JERSEY doesn’t have enough places for children in care at the moment, a lawyer has said, with eight further places due to be lost in the coming months.

Advocate Darry Robinson, who specialises in child protection cases, called for a therapeutic unit to be created in Jersey to avoid children having to be sent to the UK.

Mr Robinson made his plea after the Royal Court blocked a plan by the Children’s Minister to send vulnerable siblings to the UK, where the minister had suggested a placement in a specialist facility.

In a recently published judgment, Commissioner Matthew Thompson said it was “clear” that the mother loved the children and was trying to get help herself.

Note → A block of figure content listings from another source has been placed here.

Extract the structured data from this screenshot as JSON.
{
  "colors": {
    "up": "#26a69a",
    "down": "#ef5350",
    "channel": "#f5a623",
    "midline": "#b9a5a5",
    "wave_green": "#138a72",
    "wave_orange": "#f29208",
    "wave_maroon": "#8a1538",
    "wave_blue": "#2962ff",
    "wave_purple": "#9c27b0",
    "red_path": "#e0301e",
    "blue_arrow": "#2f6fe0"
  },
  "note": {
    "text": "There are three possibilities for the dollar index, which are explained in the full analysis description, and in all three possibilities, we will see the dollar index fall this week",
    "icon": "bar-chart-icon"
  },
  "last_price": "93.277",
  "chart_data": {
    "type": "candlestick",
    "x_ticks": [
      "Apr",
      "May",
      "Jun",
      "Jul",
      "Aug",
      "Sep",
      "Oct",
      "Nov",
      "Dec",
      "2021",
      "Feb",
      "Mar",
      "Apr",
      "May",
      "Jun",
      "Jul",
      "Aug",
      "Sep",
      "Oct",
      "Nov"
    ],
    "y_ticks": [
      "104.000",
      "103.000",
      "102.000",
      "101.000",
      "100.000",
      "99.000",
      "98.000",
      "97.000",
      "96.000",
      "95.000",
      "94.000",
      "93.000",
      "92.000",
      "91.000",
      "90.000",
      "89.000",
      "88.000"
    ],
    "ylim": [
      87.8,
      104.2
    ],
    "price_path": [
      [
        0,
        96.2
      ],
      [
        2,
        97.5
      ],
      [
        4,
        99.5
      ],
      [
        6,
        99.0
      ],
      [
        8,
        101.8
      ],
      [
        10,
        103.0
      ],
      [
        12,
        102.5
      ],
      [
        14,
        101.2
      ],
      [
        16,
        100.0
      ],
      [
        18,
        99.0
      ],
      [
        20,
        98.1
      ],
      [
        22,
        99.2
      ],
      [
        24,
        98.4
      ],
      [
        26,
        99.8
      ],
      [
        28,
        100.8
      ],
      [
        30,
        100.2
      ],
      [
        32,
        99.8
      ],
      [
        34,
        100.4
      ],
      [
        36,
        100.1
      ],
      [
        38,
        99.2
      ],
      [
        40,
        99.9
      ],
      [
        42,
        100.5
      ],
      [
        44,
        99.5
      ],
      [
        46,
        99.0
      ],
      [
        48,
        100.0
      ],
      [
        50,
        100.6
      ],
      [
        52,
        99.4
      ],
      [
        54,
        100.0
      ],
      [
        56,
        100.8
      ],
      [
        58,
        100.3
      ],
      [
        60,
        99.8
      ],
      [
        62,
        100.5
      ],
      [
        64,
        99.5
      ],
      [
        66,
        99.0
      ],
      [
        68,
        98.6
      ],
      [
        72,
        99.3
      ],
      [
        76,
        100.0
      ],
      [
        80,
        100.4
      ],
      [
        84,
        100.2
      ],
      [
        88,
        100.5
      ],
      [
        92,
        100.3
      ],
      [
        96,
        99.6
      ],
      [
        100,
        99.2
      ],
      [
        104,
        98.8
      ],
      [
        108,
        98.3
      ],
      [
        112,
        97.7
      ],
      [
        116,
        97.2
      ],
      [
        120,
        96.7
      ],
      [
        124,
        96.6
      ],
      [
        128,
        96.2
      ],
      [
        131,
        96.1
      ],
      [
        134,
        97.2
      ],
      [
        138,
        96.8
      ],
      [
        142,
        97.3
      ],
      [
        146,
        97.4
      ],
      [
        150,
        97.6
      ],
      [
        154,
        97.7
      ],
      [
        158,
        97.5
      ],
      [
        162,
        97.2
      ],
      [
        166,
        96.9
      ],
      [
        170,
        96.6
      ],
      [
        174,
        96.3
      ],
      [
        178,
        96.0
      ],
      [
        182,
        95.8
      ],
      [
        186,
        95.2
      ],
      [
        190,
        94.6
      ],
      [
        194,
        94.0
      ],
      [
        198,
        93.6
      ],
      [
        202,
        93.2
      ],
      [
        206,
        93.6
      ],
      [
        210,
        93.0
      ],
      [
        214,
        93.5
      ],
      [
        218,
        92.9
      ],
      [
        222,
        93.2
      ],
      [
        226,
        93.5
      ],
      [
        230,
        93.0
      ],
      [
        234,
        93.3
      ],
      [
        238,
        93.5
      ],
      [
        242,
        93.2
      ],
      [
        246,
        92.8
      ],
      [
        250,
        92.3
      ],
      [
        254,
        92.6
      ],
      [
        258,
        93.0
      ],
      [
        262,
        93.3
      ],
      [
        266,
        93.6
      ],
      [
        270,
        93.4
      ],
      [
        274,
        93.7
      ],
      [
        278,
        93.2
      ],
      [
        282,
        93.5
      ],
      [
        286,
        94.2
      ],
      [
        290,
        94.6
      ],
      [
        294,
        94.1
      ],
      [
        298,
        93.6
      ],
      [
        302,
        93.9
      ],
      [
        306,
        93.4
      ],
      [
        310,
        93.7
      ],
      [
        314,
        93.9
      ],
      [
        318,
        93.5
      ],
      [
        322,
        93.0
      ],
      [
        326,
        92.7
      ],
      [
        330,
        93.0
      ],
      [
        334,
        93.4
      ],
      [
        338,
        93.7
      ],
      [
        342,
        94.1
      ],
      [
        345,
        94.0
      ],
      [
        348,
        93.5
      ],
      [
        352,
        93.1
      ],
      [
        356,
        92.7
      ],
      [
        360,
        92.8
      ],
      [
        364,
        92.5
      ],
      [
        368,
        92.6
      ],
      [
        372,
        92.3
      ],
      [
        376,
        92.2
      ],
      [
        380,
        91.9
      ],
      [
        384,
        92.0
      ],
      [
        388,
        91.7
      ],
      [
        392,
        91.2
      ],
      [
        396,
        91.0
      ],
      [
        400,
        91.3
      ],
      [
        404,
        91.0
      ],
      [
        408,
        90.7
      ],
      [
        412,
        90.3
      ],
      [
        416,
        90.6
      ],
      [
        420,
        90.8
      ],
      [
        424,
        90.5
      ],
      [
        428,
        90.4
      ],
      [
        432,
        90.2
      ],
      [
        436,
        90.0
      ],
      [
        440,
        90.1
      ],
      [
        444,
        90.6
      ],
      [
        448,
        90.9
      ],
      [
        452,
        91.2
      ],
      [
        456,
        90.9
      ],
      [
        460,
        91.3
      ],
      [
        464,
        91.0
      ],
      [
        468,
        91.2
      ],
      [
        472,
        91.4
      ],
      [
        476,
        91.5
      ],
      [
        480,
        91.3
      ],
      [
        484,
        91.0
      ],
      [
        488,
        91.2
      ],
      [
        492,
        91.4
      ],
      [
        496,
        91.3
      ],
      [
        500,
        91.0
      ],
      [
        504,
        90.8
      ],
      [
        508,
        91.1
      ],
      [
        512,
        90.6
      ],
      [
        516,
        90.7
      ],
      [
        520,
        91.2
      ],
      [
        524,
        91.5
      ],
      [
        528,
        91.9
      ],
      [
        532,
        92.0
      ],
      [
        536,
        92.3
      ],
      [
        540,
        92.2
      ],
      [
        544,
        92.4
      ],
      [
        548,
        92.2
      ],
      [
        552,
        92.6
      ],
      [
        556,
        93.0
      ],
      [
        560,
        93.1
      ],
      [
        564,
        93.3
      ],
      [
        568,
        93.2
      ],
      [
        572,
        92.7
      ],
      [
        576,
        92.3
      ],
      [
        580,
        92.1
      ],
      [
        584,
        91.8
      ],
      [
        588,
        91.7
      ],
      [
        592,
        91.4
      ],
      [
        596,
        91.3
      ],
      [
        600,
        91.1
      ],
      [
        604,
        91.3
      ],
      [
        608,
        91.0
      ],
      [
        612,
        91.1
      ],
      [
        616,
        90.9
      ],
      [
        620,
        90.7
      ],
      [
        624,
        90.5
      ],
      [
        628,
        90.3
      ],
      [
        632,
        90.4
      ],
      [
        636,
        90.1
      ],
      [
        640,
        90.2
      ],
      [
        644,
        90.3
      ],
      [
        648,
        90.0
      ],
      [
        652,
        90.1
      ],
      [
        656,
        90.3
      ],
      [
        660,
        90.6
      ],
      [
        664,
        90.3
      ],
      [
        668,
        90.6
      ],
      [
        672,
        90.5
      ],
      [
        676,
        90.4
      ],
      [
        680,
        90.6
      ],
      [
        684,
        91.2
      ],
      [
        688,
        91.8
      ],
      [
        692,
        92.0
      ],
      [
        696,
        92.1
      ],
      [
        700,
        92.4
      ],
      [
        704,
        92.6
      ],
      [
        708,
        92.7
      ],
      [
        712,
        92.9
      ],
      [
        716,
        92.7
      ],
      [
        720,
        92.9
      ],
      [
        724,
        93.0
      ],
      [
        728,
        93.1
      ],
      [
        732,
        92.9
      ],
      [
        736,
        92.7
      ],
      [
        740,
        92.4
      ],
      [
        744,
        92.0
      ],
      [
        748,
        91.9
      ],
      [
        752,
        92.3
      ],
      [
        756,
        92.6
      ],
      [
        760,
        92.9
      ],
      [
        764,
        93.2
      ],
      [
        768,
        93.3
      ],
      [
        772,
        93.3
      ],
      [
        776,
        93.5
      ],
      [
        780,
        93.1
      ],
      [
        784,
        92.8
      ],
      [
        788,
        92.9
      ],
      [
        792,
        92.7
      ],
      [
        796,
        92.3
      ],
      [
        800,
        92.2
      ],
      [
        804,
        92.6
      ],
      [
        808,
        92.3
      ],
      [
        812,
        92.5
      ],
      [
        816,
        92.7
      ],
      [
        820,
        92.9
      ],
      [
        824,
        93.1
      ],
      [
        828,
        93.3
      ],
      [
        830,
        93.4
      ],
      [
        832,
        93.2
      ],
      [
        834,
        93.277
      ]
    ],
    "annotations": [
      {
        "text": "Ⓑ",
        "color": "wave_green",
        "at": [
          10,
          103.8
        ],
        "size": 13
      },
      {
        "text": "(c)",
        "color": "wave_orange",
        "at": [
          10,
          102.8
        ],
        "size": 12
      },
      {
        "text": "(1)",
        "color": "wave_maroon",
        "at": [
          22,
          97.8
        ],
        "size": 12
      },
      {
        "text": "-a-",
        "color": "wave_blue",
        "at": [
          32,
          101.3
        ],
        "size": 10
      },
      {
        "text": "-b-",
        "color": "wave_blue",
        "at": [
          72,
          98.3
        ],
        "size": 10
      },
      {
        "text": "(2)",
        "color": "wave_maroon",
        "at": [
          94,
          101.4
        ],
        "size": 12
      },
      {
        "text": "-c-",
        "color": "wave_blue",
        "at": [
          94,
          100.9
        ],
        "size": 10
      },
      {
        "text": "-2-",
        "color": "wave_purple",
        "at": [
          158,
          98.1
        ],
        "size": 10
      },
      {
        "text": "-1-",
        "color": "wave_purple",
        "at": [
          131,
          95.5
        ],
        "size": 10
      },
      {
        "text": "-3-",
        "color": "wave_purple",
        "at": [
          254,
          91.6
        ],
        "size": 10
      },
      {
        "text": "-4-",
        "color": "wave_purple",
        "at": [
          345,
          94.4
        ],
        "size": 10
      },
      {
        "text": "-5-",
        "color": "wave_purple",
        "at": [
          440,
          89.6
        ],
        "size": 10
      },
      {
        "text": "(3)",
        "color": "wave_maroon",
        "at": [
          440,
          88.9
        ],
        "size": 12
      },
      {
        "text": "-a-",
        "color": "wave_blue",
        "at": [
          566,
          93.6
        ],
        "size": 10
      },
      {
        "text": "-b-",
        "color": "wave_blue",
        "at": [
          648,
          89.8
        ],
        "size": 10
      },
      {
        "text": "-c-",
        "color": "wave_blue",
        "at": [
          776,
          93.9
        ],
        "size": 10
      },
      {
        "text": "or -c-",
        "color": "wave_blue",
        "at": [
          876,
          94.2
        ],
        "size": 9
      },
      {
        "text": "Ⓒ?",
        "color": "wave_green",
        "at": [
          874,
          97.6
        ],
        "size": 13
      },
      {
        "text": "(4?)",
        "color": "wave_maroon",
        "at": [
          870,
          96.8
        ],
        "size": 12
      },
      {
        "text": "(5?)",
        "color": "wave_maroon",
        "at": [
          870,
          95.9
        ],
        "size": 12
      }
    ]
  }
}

He said: “She also provided to us a detailed handwritten letter.  This letter was heartfelt and very moving; it was more than just a plea not to send [the children] away but confirmed to us that she wanted the best [for them].”

The court said there was no good reason to send them to the UK.

The judgment also revealed that three children’s homes are due to close “in the coming months” despite a years-long shortage of local residential care spaces.

One of them was due to close in August because it was near the site of the new hospital and deemed “inappropriate”.

This meant Jersey is due to lose eight places, while the secure unit at Greenfields is due to be transformed into a “specialist campus”. Greenfields has been criticised for its “cell-like” bedrooms and the Independent Jersey Care Inquiry Panel said it should be demolished.

Jersey has 60 children in care, the court heard.

Commissioner Thompson told the minister that struggling with resources wasn’t a reason to send children to the UK.

He said: “The Island’s commitment to putting children first requires the Minister and children services to provide placements and ensure that it has adequate resources to do so.

“We accept that this may not be easy, but the fact that something is difficult is not a reason to send children away or back to a home that is not yet safe without something more.”

The Island has been struggling with space in residential care for years. In 2017, a campaign to recruit a carer specifically for a nine-year-old boy yielded no results and he was placed in a home in the UK.

Mr Robinson – who wasn’t involved in the case but has dealt with similar ones – said the Island doesn’t have enough places available, “and the places aren’t good enough for some children”.

He said: “I think there needs to be provision to keep Jersey children in Jersey.

“We need a therapeutic unit over here for children who require therapy in that sort of setting, rather than sending them over to the UK, in my view.”

Plans to transform Greenfields into a therapeutic facility were “a step in the right direction”, he said.

The Children’s Service declined to comment on the specific case but admitted “longstanding challenges with regard to the availability of residential care for children in Jersey”.

In a statement to the JEP, it said decisions on children’s care were “very finely balanced” and added: “It is essential that we find homes for children which meet their needs. Some children have specialist needs which cannot be met through care arrangements in Jersey.

“The Children’s Services reform/improvement plan provides a framework to address these challenges by creating additional capacity in children’s homes over the next five years.”